Terms and Conditions of Appointment of Independent Directors
The following are the Independent Directors on the Company’s Board:
Name of the Independent Director
1. Mr.Kanthimathinathan Chocalingam
2. Mrs.Gayathri M N
In accordance with the requirements of the Securities and Exchange Board of India (Listing Obligations and Disclosure Requirements) Regulations, 2015 (“SEBI LODR”), the terms and conditions of appointment of the Company’s Independent Directors are reproduced under:
1. Appointment
The above independent directors were appointed in the Annual General Meeting of the Company held on 21st September, 2021 for a period of 3 years and are not liable to retire by rotation.
Reappointment of Independent Directors at the end of the term shall be based on the recommendation of the Nomination and Remuneration Committee and subject to the approval of the Board and the Shareholders.
2. Role, duties and responsibilities
A. As members of the Board, they, along with the other Directors, will be collectively responsible for meeting the objectives of the Board, which include:
*Requirements under the Act,
*Responsibilities of the board of directors as outlined in the SEBI LODR,
*Accountability under the Directors’ Responsibility Statement.
B. They shall abide by the Code for Independent Directors’ as outlined in Section 149(8) read with Schedule IV to the Companies Act, 2013 (“the Act”) and duties of directors as provided in the Act (including Section 166) and SEBI LODR.

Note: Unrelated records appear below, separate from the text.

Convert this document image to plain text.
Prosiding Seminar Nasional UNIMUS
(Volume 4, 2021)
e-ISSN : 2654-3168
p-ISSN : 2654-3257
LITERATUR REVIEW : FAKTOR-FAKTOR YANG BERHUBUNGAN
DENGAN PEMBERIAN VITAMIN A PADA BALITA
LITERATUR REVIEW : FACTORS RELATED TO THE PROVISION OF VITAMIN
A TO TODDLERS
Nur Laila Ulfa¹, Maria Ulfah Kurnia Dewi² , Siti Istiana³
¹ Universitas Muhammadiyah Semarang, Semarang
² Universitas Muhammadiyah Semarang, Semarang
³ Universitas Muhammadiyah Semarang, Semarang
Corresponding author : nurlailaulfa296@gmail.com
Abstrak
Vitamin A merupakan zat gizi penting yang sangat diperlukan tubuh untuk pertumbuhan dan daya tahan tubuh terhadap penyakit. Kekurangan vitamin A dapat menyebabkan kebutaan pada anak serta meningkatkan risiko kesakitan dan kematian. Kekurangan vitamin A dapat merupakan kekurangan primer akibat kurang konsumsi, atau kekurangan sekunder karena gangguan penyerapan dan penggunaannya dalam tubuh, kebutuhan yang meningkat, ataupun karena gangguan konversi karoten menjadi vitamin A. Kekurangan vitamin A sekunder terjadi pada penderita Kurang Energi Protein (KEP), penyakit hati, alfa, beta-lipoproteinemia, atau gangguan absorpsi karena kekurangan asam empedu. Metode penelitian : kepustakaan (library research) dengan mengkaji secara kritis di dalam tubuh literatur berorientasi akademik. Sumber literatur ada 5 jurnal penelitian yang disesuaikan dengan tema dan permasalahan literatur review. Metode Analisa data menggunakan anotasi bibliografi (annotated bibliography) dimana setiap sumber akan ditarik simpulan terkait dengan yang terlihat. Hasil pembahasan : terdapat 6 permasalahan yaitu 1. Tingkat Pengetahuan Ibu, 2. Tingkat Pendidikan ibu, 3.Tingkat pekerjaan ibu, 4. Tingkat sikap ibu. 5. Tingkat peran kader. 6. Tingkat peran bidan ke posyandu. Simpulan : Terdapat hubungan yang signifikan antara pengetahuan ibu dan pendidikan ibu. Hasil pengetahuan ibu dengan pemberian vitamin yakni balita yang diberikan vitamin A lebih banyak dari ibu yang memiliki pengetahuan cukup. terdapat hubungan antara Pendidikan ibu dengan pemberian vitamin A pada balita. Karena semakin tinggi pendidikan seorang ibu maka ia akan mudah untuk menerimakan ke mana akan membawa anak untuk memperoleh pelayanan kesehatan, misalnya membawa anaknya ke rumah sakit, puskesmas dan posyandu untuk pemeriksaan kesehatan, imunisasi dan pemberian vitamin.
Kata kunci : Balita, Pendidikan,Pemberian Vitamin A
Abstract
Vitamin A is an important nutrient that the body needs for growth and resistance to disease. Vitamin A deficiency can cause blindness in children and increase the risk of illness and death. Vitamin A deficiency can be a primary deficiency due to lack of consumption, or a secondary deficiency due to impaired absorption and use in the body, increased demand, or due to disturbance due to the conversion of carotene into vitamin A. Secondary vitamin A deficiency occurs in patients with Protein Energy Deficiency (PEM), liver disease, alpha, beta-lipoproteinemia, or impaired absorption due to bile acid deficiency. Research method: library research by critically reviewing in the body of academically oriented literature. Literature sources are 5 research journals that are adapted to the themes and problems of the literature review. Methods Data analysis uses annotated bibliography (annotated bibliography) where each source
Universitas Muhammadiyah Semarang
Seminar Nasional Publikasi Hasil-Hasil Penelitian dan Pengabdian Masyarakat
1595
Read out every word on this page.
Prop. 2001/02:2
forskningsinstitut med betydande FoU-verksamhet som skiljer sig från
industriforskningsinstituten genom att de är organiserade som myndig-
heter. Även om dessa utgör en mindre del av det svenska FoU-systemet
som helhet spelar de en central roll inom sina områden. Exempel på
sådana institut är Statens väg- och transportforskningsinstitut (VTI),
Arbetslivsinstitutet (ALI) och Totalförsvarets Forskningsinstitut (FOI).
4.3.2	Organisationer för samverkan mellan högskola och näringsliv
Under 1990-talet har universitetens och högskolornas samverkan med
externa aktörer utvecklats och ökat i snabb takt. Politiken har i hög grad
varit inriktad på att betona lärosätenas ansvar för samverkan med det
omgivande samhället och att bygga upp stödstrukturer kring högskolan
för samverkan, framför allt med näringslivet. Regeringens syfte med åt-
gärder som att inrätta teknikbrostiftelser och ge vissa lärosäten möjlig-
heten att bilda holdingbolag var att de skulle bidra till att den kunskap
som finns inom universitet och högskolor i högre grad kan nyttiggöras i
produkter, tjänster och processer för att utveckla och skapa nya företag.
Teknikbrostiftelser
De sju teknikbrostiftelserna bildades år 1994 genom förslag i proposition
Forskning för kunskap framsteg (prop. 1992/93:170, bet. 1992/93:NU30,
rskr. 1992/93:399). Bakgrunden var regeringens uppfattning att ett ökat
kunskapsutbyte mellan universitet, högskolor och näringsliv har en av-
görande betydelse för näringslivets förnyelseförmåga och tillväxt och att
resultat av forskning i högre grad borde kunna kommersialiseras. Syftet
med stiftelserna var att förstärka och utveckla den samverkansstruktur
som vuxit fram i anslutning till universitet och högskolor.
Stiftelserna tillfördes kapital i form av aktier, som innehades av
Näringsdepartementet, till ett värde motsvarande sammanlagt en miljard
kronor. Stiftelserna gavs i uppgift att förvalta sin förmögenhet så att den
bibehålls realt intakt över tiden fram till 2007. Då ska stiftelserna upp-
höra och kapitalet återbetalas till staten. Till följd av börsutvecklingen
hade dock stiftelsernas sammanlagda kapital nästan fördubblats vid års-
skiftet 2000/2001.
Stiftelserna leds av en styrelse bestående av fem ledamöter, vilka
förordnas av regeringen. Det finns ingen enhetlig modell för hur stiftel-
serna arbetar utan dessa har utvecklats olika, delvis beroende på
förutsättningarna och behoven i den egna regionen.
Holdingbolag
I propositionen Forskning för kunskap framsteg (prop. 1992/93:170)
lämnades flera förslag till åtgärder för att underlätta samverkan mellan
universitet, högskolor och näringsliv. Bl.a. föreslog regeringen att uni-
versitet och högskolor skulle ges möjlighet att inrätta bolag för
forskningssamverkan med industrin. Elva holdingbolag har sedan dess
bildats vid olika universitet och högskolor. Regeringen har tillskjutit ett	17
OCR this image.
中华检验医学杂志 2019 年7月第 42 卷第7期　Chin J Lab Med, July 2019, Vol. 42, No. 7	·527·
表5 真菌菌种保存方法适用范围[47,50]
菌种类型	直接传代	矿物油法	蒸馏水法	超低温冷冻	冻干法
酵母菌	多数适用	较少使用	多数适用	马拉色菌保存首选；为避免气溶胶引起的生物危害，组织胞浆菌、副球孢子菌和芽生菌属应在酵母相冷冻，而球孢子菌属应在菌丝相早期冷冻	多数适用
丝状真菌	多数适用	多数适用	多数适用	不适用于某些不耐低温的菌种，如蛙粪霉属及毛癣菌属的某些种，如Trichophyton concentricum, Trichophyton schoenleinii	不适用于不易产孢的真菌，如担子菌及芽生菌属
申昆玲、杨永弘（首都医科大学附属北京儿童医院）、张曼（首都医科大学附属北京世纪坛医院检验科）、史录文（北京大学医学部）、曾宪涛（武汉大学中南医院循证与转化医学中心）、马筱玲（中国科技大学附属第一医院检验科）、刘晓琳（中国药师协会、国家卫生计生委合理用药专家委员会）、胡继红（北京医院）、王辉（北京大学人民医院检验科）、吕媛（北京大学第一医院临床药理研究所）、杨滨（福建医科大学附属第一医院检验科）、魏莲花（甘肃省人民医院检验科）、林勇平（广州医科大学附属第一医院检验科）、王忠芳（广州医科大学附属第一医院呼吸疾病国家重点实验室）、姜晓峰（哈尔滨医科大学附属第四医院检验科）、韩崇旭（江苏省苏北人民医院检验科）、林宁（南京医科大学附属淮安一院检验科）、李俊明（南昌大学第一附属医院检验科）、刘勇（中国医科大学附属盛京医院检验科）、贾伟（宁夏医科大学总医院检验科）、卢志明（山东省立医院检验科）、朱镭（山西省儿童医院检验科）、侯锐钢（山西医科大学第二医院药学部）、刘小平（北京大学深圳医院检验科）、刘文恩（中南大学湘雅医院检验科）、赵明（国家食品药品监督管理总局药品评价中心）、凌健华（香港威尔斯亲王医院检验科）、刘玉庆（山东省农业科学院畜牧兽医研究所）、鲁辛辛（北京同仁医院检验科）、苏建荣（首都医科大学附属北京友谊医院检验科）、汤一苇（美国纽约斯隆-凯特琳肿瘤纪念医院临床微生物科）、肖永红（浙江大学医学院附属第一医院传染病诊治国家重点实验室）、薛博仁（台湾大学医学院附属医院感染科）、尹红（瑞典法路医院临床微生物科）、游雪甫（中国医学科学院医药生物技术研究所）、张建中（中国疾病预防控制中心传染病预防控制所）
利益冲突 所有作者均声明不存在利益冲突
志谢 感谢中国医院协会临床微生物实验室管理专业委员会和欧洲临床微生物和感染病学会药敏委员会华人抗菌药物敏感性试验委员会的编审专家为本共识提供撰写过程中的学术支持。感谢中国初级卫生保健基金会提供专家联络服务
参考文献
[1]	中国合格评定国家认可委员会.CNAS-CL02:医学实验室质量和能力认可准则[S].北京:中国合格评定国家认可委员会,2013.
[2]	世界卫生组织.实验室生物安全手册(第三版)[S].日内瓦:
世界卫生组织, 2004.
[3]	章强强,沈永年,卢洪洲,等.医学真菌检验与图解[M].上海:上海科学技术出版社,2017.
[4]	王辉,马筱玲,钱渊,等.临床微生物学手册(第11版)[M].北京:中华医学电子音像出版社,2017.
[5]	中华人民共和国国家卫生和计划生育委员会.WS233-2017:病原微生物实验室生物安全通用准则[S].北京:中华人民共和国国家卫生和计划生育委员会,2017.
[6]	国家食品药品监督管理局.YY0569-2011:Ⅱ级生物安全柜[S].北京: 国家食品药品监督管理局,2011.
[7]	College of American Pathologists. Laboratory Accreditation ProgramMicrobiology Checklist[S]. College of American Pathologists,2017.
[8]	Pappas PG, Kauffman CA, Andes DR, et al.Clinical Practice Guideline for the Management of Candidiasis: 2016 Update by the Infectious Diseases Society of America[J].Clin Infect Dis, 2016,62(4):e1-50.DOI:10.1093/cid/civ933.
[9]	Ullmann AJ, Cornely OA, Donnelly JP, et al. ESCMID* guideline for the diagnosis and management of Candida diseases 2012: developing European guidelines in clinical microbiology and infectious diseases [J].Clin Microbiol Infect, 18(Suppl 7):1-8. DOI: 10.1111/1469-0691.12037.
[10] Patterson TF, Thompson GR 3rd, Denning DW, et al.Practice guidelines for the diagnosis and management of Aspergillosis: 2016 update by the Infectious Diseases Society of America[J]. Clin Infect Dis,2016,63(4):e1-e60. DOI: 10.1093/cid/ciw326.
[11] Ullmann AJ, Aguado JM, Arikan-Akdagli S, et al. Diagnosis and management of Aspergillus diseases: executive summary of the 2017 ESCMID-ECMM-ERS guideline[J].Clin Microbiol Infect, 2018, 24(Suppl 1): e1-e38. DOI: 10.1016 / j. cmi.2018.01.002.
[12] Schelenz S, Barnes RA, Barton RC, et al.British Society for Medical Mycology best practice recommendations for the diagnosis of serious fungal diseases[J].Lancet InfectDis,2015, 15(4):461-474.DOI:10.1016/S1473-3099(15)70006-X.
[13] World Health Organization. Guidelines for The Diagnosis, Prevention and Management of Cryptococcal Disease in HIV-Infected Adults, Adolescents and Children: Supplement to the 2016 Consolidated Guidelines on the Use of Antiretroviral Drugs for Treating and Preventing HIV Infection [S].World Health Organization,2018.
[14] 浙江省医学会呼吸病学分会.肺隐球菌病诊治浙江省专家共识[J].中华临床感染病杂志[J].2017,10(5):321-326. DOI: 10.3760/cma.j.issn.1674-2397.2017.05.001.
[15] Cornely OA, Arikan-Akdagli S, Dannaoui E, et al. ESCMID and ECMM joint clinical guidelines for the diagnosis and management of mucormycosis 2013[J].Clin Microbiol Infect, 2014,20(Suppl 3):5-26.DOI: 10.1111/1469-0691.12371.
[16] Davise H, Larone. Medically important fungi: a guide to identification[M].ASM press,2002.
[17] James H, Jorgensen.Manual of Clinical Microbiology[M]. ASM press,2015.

C. They are particularly requested to provide guidance in their area of expertise.
3.Time Commitment
They agree to devote such time as is prudent and necessary for the proper performance of their role, duties and responsibilities as Independent Directors.
4. Remuneration
As Independent Directors, they are paid sitting fees, as may be determined by the Board from time to time, for attending the meetings of the Board and the Committees of which they are members.
5. Disclosures, other directorships and business interests
During their term, they agree to promptly notify the Company of any change in their directorships, and provide such other disclosures and information as may be required under the applicable law.
During their term, they agree to promptly provide a declaration under Section 149(7) of the Act, upon any change in circumstances which may affect their status as an Independent Director.
6. Changes of personal details
During their term, they shall promptly intimate the Company Secretary and the Registrar of Companies in the prescribed manner, of any change in address or other contact and personal details provided to the Company.
7. Disengagement
They may resign from the directorship of the Company by giving notice in writing to the Company stating the reasons for resignation. The resignation shall take effect from the date on which the notice is received by the Company or the date, if any, specified by them in the notice, whichever is later. The Company may disengage Independent Directors prior to the completion of their term (subject to compliance of the relevant provisions of the Act and SEBI LODR).